Survival percentages of YadA-negative Y. enterocolitica O:3 strains grown at 37°C in normal and in EGTA-Mg-treated sera after 30 or 120 min of incubation. See the legend to Fig. 2 for further explanations.

FIG. 4.

Effect of growth phase on the survival of the wt strain YeO3 in normal and in EGTA-Mg treated sera. Y. enterocolitica O:3 bacteria, grown at RT and at 37°C to stationary or to exponential phase, were exposed to sera for 0.5 and 2 h.

FIG. 5.

Effect of growth phase on the survival of strains YeO3-c-OCR (Ail positive) and YeO3-Ail-OCR (YadA positive) grown at 37°C and incubated in normal and in EGTA-Mg-treated sera.

FIG. 6.

C3 deposition and degradation on different Y. enterocolitica O:3 mutant bacteria. Bacteria were incubated in EGTA-Mg-treated serum and NHS for 3, 15, and 30 min.

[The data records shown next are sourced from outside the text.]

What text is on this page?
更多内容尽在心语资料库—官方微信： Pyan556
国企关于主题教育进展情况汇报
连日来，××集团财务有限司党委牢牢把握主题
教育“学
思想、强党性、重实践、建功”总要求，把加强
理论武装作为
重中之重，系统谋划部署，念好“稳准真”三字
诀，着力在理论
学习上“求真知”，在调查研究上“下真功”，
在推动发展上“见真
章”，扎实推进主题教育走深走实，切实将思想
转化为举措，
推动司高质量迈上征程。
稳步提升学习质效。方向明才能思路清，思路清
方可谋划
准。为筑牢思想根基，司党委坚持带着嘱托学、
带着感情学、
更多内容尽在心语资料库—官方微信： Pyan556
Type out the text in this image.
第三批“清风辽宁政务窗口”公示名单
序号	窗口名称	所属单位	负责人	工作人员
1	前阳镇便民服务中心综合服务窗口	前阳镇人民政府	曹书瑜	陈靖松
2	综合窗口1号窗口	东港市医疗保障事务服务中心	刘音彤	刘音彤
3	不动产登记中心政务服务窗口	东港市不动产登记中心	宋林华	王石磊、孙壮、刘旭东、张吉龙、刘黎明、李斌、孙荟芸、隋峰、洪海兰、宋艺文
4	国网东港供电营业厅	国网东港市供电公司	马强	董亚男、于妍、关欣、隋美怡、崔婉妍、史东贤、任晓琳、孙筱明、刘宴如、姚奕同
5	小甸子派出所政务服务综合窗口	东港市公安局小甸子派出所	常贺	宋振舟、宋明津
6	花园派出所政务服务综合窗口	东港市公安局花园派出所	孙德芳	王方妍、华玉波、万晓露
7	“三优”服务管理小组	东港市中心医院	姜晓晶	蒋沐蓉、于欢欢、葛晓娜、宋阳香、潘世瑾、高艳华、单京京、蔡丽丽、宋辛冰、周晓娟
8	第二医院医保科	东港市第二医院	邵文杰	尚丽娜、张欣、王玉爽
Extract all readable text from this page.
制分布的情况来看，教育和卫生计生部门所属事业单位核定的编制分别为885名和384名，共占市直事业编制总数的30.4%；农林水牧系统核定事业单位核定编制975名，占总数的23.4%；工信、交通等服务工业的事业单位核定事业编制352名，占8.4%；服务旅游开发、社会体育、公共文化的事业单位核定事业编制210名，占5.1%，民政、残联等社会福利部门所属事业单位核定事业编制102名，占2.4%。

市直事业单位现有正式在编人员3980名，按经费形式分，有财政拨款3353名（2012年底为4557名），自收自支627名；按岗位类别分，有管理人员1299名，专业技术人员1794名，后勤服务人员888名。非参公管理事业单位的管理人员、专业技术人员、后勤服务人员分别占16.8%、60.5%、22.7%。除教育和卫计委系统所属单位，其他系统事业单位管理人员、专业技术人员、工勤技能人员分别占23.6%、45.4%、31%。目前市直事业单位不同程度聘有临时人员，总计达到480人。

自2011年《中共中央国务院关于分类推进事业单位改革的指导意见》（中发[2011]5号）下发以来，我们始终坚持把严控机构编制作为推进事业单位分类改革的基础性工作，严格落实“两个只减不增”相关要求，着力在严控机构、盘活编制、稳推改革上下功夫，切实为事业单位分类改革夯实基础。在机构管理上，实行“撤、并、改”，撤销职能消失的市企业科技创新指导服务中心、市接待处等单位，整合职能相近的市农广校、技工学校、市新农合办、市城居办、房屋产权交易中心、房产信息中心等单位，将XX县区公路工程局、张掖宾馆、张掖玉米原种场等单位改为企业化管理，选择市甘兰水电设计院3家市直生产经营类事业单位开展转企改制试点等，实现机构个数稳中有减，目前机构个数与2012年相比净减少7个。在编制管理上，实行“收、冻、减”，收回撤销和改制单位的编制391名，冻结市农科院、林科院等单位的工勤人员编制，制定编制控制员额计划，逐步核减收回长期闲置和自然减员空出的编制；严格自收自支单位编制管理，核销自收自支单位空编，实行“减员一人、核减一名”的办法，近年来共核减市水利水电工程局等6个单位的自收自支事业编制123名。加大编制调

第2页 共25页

After being washed, C3 and its derivatives deposited on bacteria were identified by immunoblotting using monoclonal antibody specific for the α-chain of C3. Shown in frames are the depositions of the C3 derivatives on different types of bacteria at different time points. The bacteria were grown at 37°C unless otherwise indicated. For each bacterial sample, its phenotype with respect to expression of YadA, O-ag, Ail, and OC is given below the strain names. For each bacterial sample, C3 deposition in EGTA-Mg-treated serum (a) and in NHS (c) is indicated at the bottom of the figure.